In their math classes, the students learned to create a grid on their 24-inch square of wood. Depending on the pattern they chose, they measured out a grid divisible by 4, 3, 6 or 8. Using tape, they marked out the pattern on the sections they needed to paint first.
“We talked about the precision that had to be used in order to make everything come out perfectly,” math teacher Molly Smith said. “There were triangles, rectangles, squares, (and) rhombus,” in the patterns.
Gracie Palet chose to paint the Wagon Wheel pattern which told the slaves they would have travel and pack what they might need in a wagon.
“It was really interesting to watch the video and learn about the different patterns and what they mean,” she said.
Jaxson Anderes chose to use Shoofly as the pattern for his barn quilt block.
“I think it was fun,” Anderes said. “It’s a good way to put three subjects (math, social studies and reading) into one.”
Grace Thompson chose the North Star for her pattern, but created a more intricate design by splitting the legs of her Star into two colors.
“I really like doing this. I like painting, Thompson said. “It’s fun and you’re with your friends and everything with the music going on.”
Gage Hanna said it was “pretty fascinating” that the slaves used the quilt block patterns for communicating.
He chose the Crossroads pattern because it looked easy. Though the project was fun, he said it was still “pretty hard to get it all done in two days.”

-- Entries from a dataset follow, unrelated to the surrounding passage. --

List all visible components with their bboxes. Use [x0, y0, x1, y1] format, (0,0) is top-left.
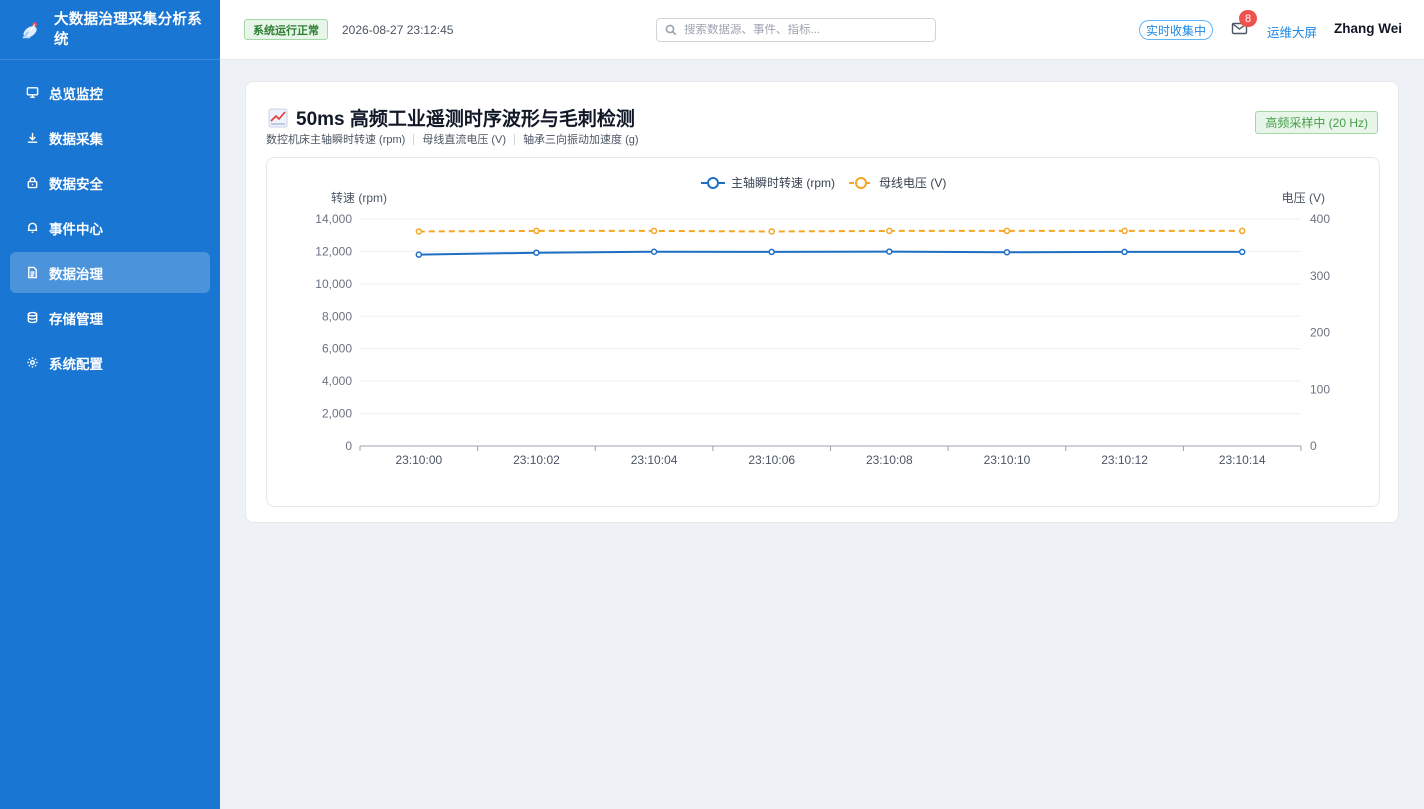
y-right-tick-label: 0 [1310, 439, 1317, 453]
legend-label: 母线电压 (V) [879, 176, 946, 190]
sidebar-item-security[interactable]: 数据安全 [10, 162, 210, 203]
monitor-icon [25, 86, 39, 100]
satellite-dish-icon [22, 21, 37, 38]
sidebar-item-overview[interactable]: 总览监控 [10, 72, 210, 113]
y-left-tick-label: 6,000 [322, 342, 352, 356]
user-name[interactable]: Zhang Wei [1334, 21, 1402, 36]
download-icon [25, 131, 39, 145]
series-point [415, 228, 423, 235]
search-icon [665, 24, 677, 36]
series-point [1121, 227, 1128, 235]
x-tick-label: 23:10:08 [866, 453, 913, 467]
sidebar-item-storage[interactable]: 存储管理 [10, 297, 210, 338]
y-right-axis-label: 电压 (V) [1282, 191, 1325, 205]
x-tick-label: 23:10:12 [1101, 453, 1148, 467]
sidebar-item-label: 数据安全 [49, 176, 103, 192]
gear-icon [25, 356, 39, 370]
sidebar: 大数据治理采集分析系统 总览监控 数据采集 数据安全 事件中心 数据治理 存储管… [0, 0, 220, 809]
chart-increasing-icon [268, 108, 288, 127]
search-input[interactable] [684, 24, 924, 36]
subtitle-divider [514, 133, 516, 145]
top-header: 系统运行正常 2026-08-27 23:12:45 实时收集中 8 运维大屏 … [220, 0, 1424, 60]
legend-swatch-marker [855, 177, 867, 189]
series-point [1003, 227, 1011, 235]
telemetry-line-chart[interactable]: 0 2,000 4,000 6,000 8,000 10,000 12,000 14,000 0… [267, 158, 1379, 506]
x-tick-label: 23:10:14 [1219, 453, 1266, 467]
y-left-tick-label: 10,000 [315, 277, 352, 291]
sidebar-item-label: 事件中心 [49, 221, 103, 237]
y-right-tick-label: 400 [1310, 212, 1330, 226]
series-line [418, 229, 1243, 233]
series-line [418, 250, 1243, 256]
y-left-tick-label: 14,000 [315, 212, 352, 226]
sidebar-item-label: 数据采集 [49, 131, 103, 147]
x-tick-label: 23:10:00 [395, 453, 442, 467]
search-box[interactable] [656, 18, 936, 42]
document-icon [25, 266, 39, 280]
y-right-tick-label: 100 [1310, 382, 1330, 396]
series-point [1238, 227, 1246, 235]
sidebar-item-label: 总览监控 [49, 86, 103, 102]
chart-container: 0 2,000 4,000 6,000 8,000 10,000 12,000 14,000 0… [266, 157, 1380, 507]
sidebar-item-label: 数据治理 [49, 266, 103, 282]
series-point [650, 227, 658, 235]
series-point [415, 251, 423, 258]
y-left-tick-label: 0 [345, 439, 352, 453]
lock-icon [25, 176, 39, 190]
sidebar-nav: 总览监控 数据采集 数据安全 事件中心 数据治理 存储管理 系统配置 [0, 60, 220, 383]
legend-label: 主轴瞬时转速 (rpm) [731, 175, 835, 190]
app-title: 大数据治理采集分析系统 [54, 11, 202, 48]
y-left-axis-label: 转速 (rpm) [331, 190, 387, 205]
y-right-tick-label: 300 [1310, 269, 1330, 283]
series-point [886, 227, 893, 235]
telemetry-card: 50ms 高频工业遥测时序波形与毛刺检测 数控机床主轴瞬时转速 (rpm) 母线… [245, 81, 1399, 523]
x-tick-label: 23:10:10 [984, 453, 1031, 467]
subtitle-item: 轴承三向振动加速度 (g) [523, 134, 639, 146]
card-subtitle: 数控机床主轴瞬时转速 (rpm) 母线直流电压 (V) 轴承三向振动加速度 (g… [266, 131, 639, 147]
bell-icon [25, 221, 39, 235]
x-tick-label: 23:10:06 [748, 453, 795, 467]
series-point [768, 248, 775, 256]
sidebar-item-governance[interactable]: 数据治理 [10, 252, 210, 293]
y-left-tick-label: 8,000 [322, 309, 352, 323]
sampling-badge: 高频采样中 (20 Hz) [1255, 111, 1378, 134]
sidebar-item-label: 存储管理 [49, 311, 103, 327]
sidebar-item-collection[interactable]: 数据采集 [10, 117, 210, 158]
card-title-text: 50ms 高频工业遥测时序波形与毛刺检测 [296, 109, 635, 130]
series-point [533, 227, 540, 235]
sidebar-item-events[interactable]: 事件中心 [10, 207, 210, 248]
series-point [1238, 248, 1246, 256]
x-tick-label: 23:10:02 [513, 453, 560, 467]
system-status-badge: 系统运行正常 [244, 19, 328, 40]
series-point [886, 248, 893, 255]
legend-swatch-marker [707, 177, 719, 189]
ops-dashboard-link[interactable]: 运维大屏 [1267, 22, 1317, 41]
series-point [1003, 248, 1011, 256]
series-point [650, 248, 658, 256]
database-icon [25, 311, 39, 325]
series-point [768, 228, 775, 235]
header-datetime: 2026-08-27 23:12:45 [342, 22, 454, 37]
sidebar-item-label: 系统配置 [49, 356, 103, 372]
y-left-tick-label: 2,000 [322, 407, 352, 421]
y-left-tick-label: 4,000 [322, 374, 352, 388]
subtitle-divider [413, 133, 415, 145]
realtime-collecting-badge[interactable]: 实时收集中 [1139, 20, 1214, 40]
subtitle-item: 数控机床主轴瞬时转速 (rpm) [266, 134, 406, 146]
subtitle-item: 母线直流电压 (V) [422, 134, 507, 146]
card-title: 50ms 高频工业遥测时序波形与毛刺检测 [268, 104, 635, 131]
series-point [533, 249, 540, 256]
series-point [1121, 248, 1128, 256]
notification-count-badge: 8 [1239, 10, 1257, 27]
y-left-tick-label: 12,000 [315, 244, 352, 258]
x-tick-label: 23:10:04 [631, 453, 678, 467]
y-right-tick-label: 200 [1310, 326, 1330, 340]
brand: 大数据治理采集分析系统 [0, 0, 220, 60]
sidebar-item-settings[interactable]: 系统配置 [10, 342, 210, 383]
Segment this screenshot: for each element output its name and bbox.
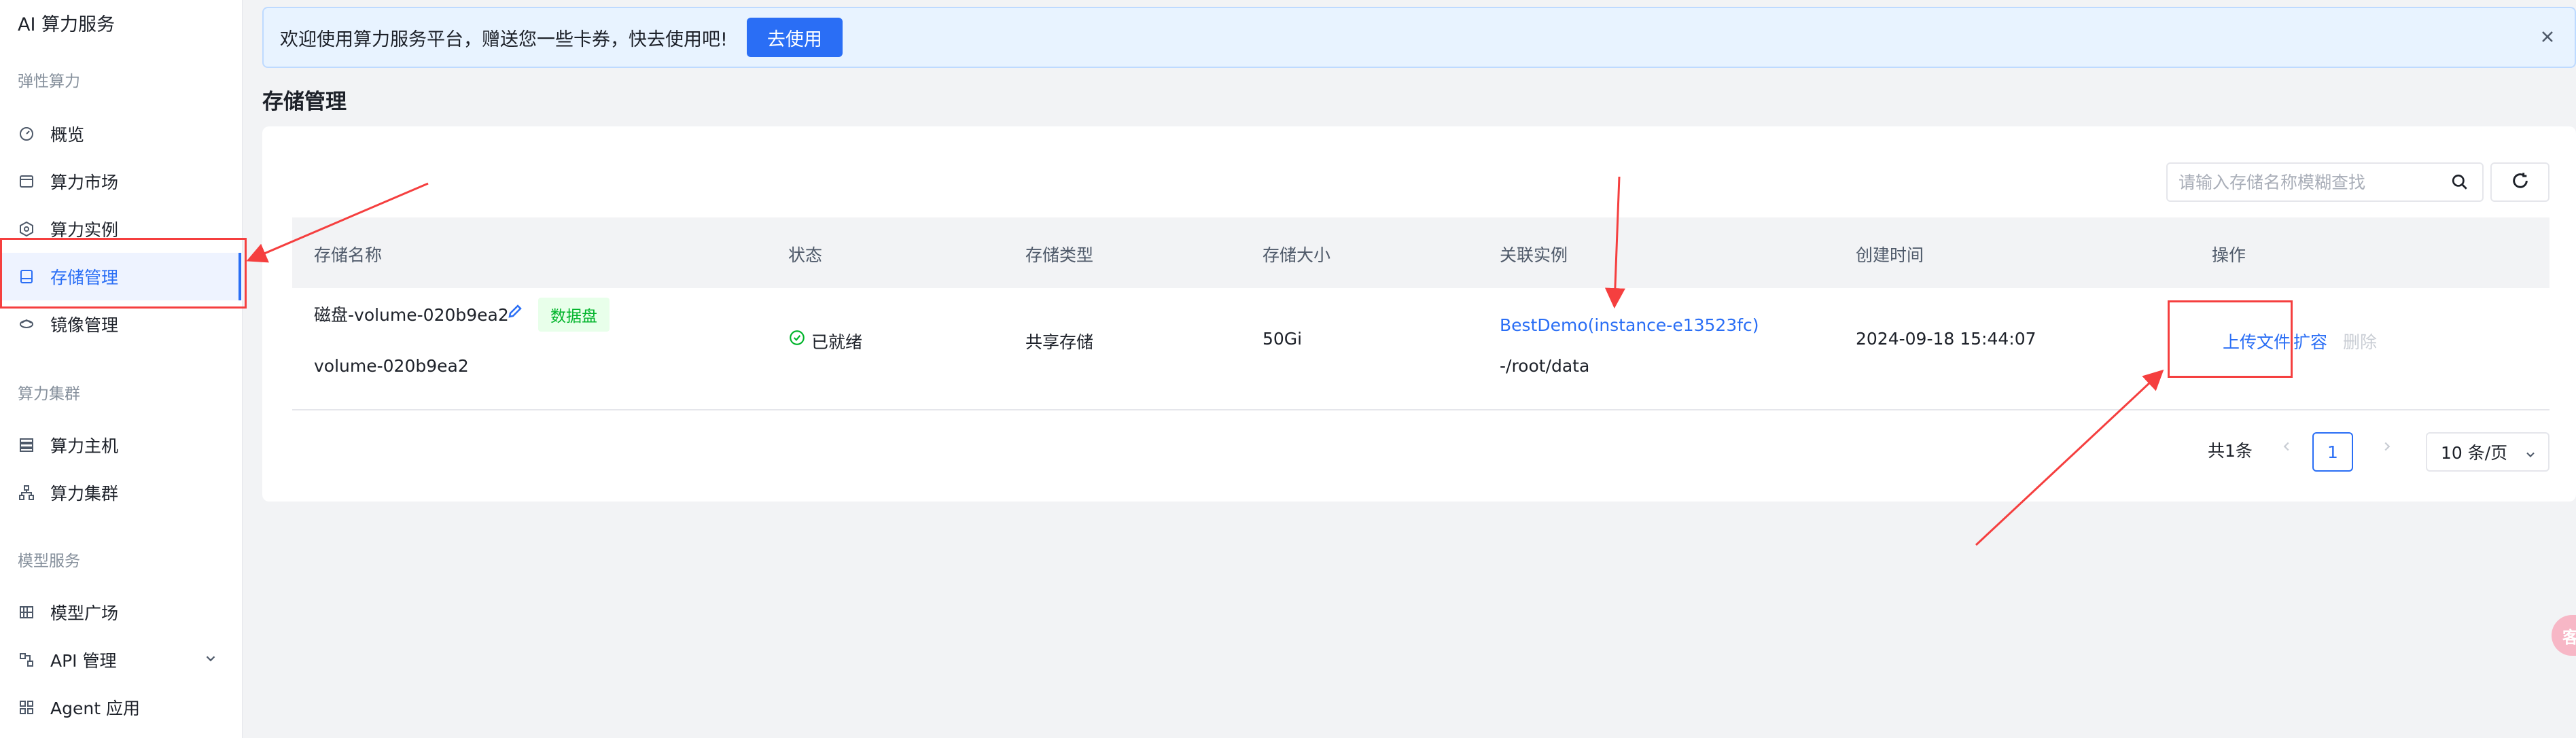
- search-icon[interactable]: [2451, 173, 2469, 194]
- chevron-down-icon: [2524, 446, 2537, 465]
- storage-type: 共享存储: [1025, 332, 1094, 352]
- column-header-created: 创建时间: [1856, 245, 1924, 265]
- column-header-instance: 关联实例: [1500, 245, 1568, 265]
- search-box: [2166, 162, 2484, 202]
- column-header-size: 存储大小: [1263, 245, 1331, 265]
- sidebar-item-market[interactable]: 算力市场: [0, 158, 243, 205]
- column-header-status: 状态: [788, 245, 823, 265]
- floating-badge-label: 客: [2562, 627, 2576, 647]
- sidebar-item-label: 算力实例: [50, 220, 119, 240]
- edit-icon[interactable]: [507, 303, 523, 323]
- section-title-cluster: 算力集群: [18, 385, 80, 403]
- delete-link: 删除: [2343, 332, 2378, 352]
- store-icon: [18, 173, 35, 190]
- close-icon[interactable]: [2539, 29, 2556, 48]
- apps-icon: [18, 699, 35, 716]
- sidebar-item-label: 算力主机: [50, 436, 119, 456]
- page-title: 存储管理: [262, 90, 347, 114]
- storage-sub-name: volume-020b9ea2: [314, 356, 469, 376]
- active-indicator: [239, 253, 241, 300]
- storage-size: 50Gi: [1263, 329, 1303, 349]
- sidebar-item-label: Agent 应用: [50, 699, 140, 718]
- sidebar-item-label: 模型广场: [50, 603, 119, 623]
- sidebar-item-instances[interactable]: 算力实例: [0, 205, 243, 253]
- cluster-icon: [18, 484, 35, 502]
- column-header-actions: 操作: [2212, 245, 2246, 265]
- created-time: 2024-09-18 15:44:07: [1856, 329, 2036, 349]
- api-icon: [18, 651, 35, 669]
- gauge-icon: [18, 125, 35, 143]
- column-header-type: 存储类型: [1025, 245, 1094, 265]
- section-title-model: 模型服务: [18, 552, 80, 570]
- server-icon: [18, 436, 35, 454]
- sidebar-item-overview[interactable]: 概览: [0, 110, 243, 158]
- pagination-page[interactable]: 1: [2312, 432, 2353, 472]
- storage-icon: [18, 268, 35, 285]
- mount-path: -/root/data: [1500, 356, 1590, 376]
- image-icon: [18, 315, 35, 333]
- table-row: 磁盘-volume-020b9ea2 数据盘 volume-020b9ea2 已…: [292, 288, 2549, 410]
- instance-icon: [18, 220, 35, 238]
- table-header: 存储名称 状态 存储类型 存储大小 关联实例 创建时间 操作: [292, 217, 2549, 288]
- use-coupon-button[interactable]: 去使用: [746, 18, 843, 57]
- banner-text: 欢迎使用算力服务平台，赠送您一些卡券，快去使用吧!: [280, 29, 728, 50]
- section-title-elastic: 弹性算力: [18, 73, 80, 90]
- sidebar-item-label: 概览: [50, 125, 85, 145]
- promo-banner: 欢迎使用算力服务平台，赠送您一些卡券，快去使用吧! 去使用: [262, 7, 2576, 68]
- sidebar-item-clusters[interactable]: 算力集群: [0, 469, 243, 516]
- refresh-icon: [2511, 171, 2530, 193]
- sidebar-item-storage[interactable]: 存储管理: [0, 253, 243, 300]
- sidebar-item-hosts[interactable]: 算力主机: [0, 421, 243, 469]
- sidebar-item-label: 镜像管理: [50, 315, 119, 335]
- chevron-right-icon[interactable]: [2380, 439, 2395, 457]
- check-circle-icon: [788, 329, 806, 351]
- sidebar-item-label: 算力市场: [50, 173, 119, 192]
- sidebar: AI 算力服务 弹性算力 概览 算力市场 算力实例 存储管理 镜像管理 算力集群: [0, 0, 243, 738]
- sidebar-item-label: API 管理: [50, 651, 117, 671]
- column-header-name: 存储名称: [314, 245, 383, 265]
- sidebar-item-label: 存储管理: [50, 268, 119, 287]
- model-icon: [18, 603, 35, 621]
- storage-card: 存储名称 状态 存储类型 存储大小 关联实例 创建时间 操作 磁盘-volume…: [262, 126, 2576, 502]
- chevron-left-icon[interactable]: [2279, 439, 2294, 457]
- chevron-down-icon[interactable]: [203, 651, 218, 669]
- page-size-select[interactable]: 10 条/页: [2426, 432, 2549, 472]
- sidebar-item-images[interactable]: 镜像管理: [0, 300, 243, 348]
- expand-link[interactable]: 扩容: [2293, 329, 2327, 353]
- sidebar-item-agent[interactable]: Agent 应用: [0, 684, 243, 731]
- app-brand: AI 算力服务: [18, 14, 116, 35]
- data-disk-tag: 数据盘: [538, 298, 610, 332]
- floating-helper-badge[interactable]: 客: [2552, 615, 2576, 656]
- page-size-value: 10 条/页: [2441, 443, 2508, 463]
- status-text: 已就绪: [811, 332, 863, 352]
- sidebar-item-label: 算力集群: [50, 484, 119, 504]
- upload-file-link[interactable]: 上传文件: [2223, 329, 2291, 353]
- instance-link[interactable]: BestDemo(instance-e13523fc): [1500, 315, 1759, 335]
- pagination-total: 共1条: [2208, 441, 2253, 461]
- storage-name: 磁盘-volume-020b9ea2: [314, 305, 509, 325]
- refresh-button[interactable]: [2490, 162, 2549, 202]
- sidebar-item-model-plaza[interactable]: 模型广场: [0, 588, 243, 636]
- search-input[interactable]: [2178, 164, 2437, 200]
- sidebar-item-api[interactable]: API 管理: [0, 636, 243, 684]
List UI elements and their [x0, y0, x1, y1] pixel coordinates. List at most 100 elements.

Caitlyn Umbarger also chose the crossroads pattern because it was interesting. The Crossroads represented Cleveland, Ohio, a main cross road with several routes to freedom.
“I thought it was unique and I could make it more unique,” she said. After taping the basic design, she added a square within a square, within a square, in the center of her block.
“It was pretty stressful but really fun,” Umbarger added.